Enquanto crescia a passos largos, por muito tempo Toledo caminhou em ritmo lento num setor fundamental para uma cidade que se consolidava como polo regional: a saúde. Aos poucos, as especialidades médicas foram surgindo, incluindo modernas clínicas. Mas por vários anos, os três hospitais tradicionais - Dr. Campgnolo, HGU e Bom Jesus prevaleceram no atendimento a uma população regional estimada em 400 mil habitantes - um deles, o Bom Jesus, sendo a referência do Sistema Único de Saúde e tendo passado por inúmeras crises financeiras que geraram dúvidas quanto à capacidade de superação.

 

Vencidas as incontáveis adversidades depois que lideranças empresariais e políticas decidiram colocar as suas capacidades a serviço da Hoesp, o Bom Jesus consolidou-se sob uma nova configuração jurídica, como entidade filantrópica, repactuou dívidas, se reergueu e se tornou uma grata surpresa ao representar a solução em meio à crise recente decorrente da péssima gestão do Hospital Regional.
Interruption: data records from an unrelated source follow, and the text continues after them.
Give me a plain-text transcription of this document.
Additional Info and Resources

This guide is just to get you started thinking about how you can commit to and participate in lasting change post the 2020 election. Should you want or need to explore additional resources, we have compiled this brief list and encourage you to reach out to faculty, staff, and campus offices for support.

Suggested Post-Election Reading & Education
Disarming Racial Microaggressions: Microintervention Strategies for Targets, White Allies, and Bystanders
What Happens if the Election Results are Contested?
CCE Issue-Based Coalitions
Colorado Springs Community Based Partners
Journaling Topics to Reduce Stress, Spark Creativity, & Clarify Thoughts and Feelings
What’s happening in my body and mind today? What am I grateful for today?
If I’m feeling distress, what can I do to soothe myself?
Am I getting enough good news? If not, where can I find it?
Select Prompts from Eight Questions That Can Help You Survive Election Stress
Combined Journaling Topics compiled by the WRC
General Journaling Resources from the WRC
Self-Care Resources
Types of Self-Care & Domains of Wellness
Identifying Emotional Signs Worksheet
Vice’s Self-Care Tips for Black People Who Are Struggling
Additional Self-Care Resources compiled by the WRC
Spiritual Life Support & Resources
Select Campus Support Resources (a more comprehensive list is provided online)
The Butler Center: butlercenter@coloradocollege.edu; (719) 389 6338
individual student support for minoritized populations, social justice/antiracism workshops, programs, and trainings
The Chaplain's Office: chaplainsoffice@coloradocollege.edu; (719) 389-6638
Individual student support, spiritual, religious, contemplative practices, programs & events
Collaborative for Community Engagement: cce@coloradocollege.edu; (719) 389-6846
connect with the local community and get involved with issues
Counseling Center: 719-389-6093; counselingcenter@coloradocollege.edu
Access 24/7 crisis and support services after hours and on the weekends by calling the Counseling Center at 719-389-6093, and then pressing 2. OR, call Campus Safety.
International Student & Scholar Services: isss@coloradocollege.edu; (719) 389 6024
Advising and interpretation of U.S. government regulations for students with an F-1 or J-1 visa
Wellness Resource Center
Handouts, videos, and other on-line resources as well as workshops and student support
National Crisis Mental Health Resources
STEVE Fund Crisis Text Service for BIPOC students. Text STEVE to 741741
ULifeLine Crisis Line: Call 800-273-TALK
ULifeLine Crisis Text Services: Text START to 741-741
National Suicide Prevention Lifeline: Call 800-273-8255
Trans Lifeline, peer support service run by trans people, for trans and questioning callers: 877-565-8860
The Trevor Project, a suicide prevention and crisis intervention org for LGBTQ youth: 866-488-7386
O patinho feio deu a volta por cima e se transformou numa instituição respeitada, que ousa sonhar alto com a construção de uma nova estrutura, à altura do que Toledo representa.

 

As articulações políticas para a obtenção de recursos trouxeram a público uma expectativa que parecia uma certeza, mas chegou num impasse que precisa ser melhor explicado. Governos estadual e federal, via Itaipu, chegaram a um acordo para dividir o aporte de R$ 70 milhões dos cerca de R$ 120 milhões estimados para a construção do novo Bom Jesus.

 

O evento de assinatura dos respectivos convênios chegou a ser anunciado, mas em seguida cancelado. Itaipu embaçou o ato.

 

Durante o Guaçu Notícias, que apresento diariamente na decana da comunicação regional, a Guaçu FM, questionei, ao vivo, o deputado federal Elton Welter a respeito da parte acordada com a Itaipu Binacional. Segundo ele, um problema havia sido detectado com a documentação do imóvel que pertencia à Pontifícia Universidade Católica do Paraná. Situação que, segundo o entendimento dos representantes de Itaipu, poderia representar algum problema mais à frente. Welter garante que tudo será resolvido, é só uma questão de tempo.

 

O problema é que o tempo é exíguo. E o que intriga é que a outra parte envolvida não viu problema algum. Interlocutores do Governo do Estado garantem que os R$ 35 milhões estão assegurados e estarão na conta da Hoesp tão logo o convênio seja sacramentado.

 

Espera-se que seja só isso mesmo. Seria inacreditável que em pleno ano eleitoral alguém resolvesse dar um tiro de canhão no próprio pé, pois é certo que acertaria em cheio lideranças que se tornaram especialistas em fazer política num campo minado, já que se sabe que o Oeste do Paraná é um dos territórios politicamente mais conservadores do Estado.

 

Ainda mais em se tratando do setor mais sensível para qualquer agente político.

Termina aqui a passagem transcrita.